On another gorgeous sunny Saskatchewan afternoon, I drive out to Caronport to pick up Makiya for some grandma/granddaughter time in Moose Jaw. My emotional tank is topped up during the drive there thanks to the beauty of the prairie. I think about pulling over to capture a photo but decide against it. The image accompanying this post was taken on another day in another place. There’s prairie beauty all around me now.
We spend a fun afternoon having lunch, getting her hair cut, and picking up a few beauty supplies (for her) before heading back to our home where her mom will pick her up after work. There is, as always, laughter and good conversation. It’s a joy to have the opportunity for such time together again.

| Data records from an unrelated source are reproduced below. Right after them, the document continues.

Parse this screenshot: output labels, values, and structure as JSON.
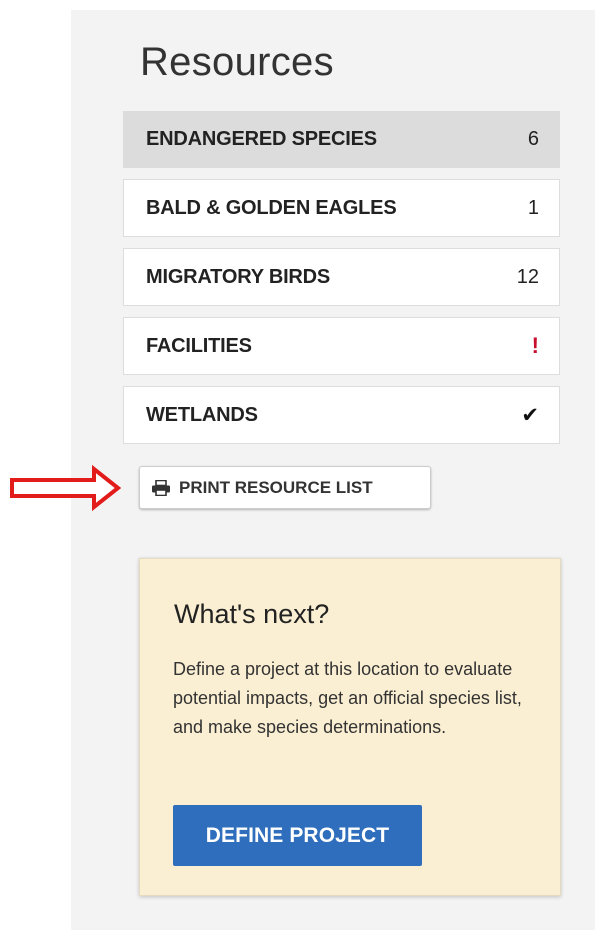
{
  "title": "Resources",
  "resources": [
    {
      "label": "ENDANGERED SPECIES",
      "count": "6"
    },
    {
      "label": "BALD & GOLDEN EAGLES",
      "count": "1"
    },
    {
      "label": "MIGRATORY BIRDS",
      "count": "12"
    },
    {
      "label": "FACILITIES",
      "count": "!"
    },
    {
      "label": "WETLANDS",
      "count": "✔"
    }
  ],
  "print_button": {
    "label": "PRINT RESOURCE LIST",
    "icon": "print-icon"
  },
  "annotation": {
    "icon": "arrow-right-icon",
    "color": "#e21b1b"
  },
  "next": {
    "title": "What's next?",
    "text": "Define a project at this location to evaluate potential impacts, get an official species list, and make species determinations.",
    "button": "DEFINE PROJECT"
  },
  "colors": {
    "accent": "#2f6dbd",
    "alert": "#c8102e",
    "card": "#faefd3",
    "active_row": "#dcdcdc"
  }
}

Later, after Laurinda has picked her up and it’s just Gerry and me at home, he hands me the thing he picked up earlier without telling me. Murphy’s ashes. And there’s the paradox of grief on a day already fat with joyful moments that I’m getting used to. Getting? That’s not the right word because surely every day since March of 2020 has been such a paradox—sometimes weighted heavier in one direction or another, but always seeking to find balance in the liminality of living between the beautiful and terrible.
In the spring, after the snow melts and we can finally explore our back yard, we’ll find a perfect spot to bury Murphy’s ashes alongside the little wooden box containing Chelsea’s, that I’ve been carrying around since we lost her in 2013. We’ll create a memorial of some kind, something to honour the lives of two tiny dogs that captured our hearts. Something special in the aftermath of the emptiness death leaves in its wake.
My thoughts continue to touch on paradoxical things these days and how, since the beginning of time, we have had to learn to live alongside them. Life is difficult, M. Scott Peck taught me when I was in my early twenties. In this world you will have trouble, Jesus taught me later. Accepting and owning this truth has been paramount in helping me through valleys of varying depths over the years.
And so, another day of paradox comes to a close and I lay my head down with a heart that’s heavy while, at the same time, grateful for the counterbalance of joy, still learning how to to make peace with the paradoxes.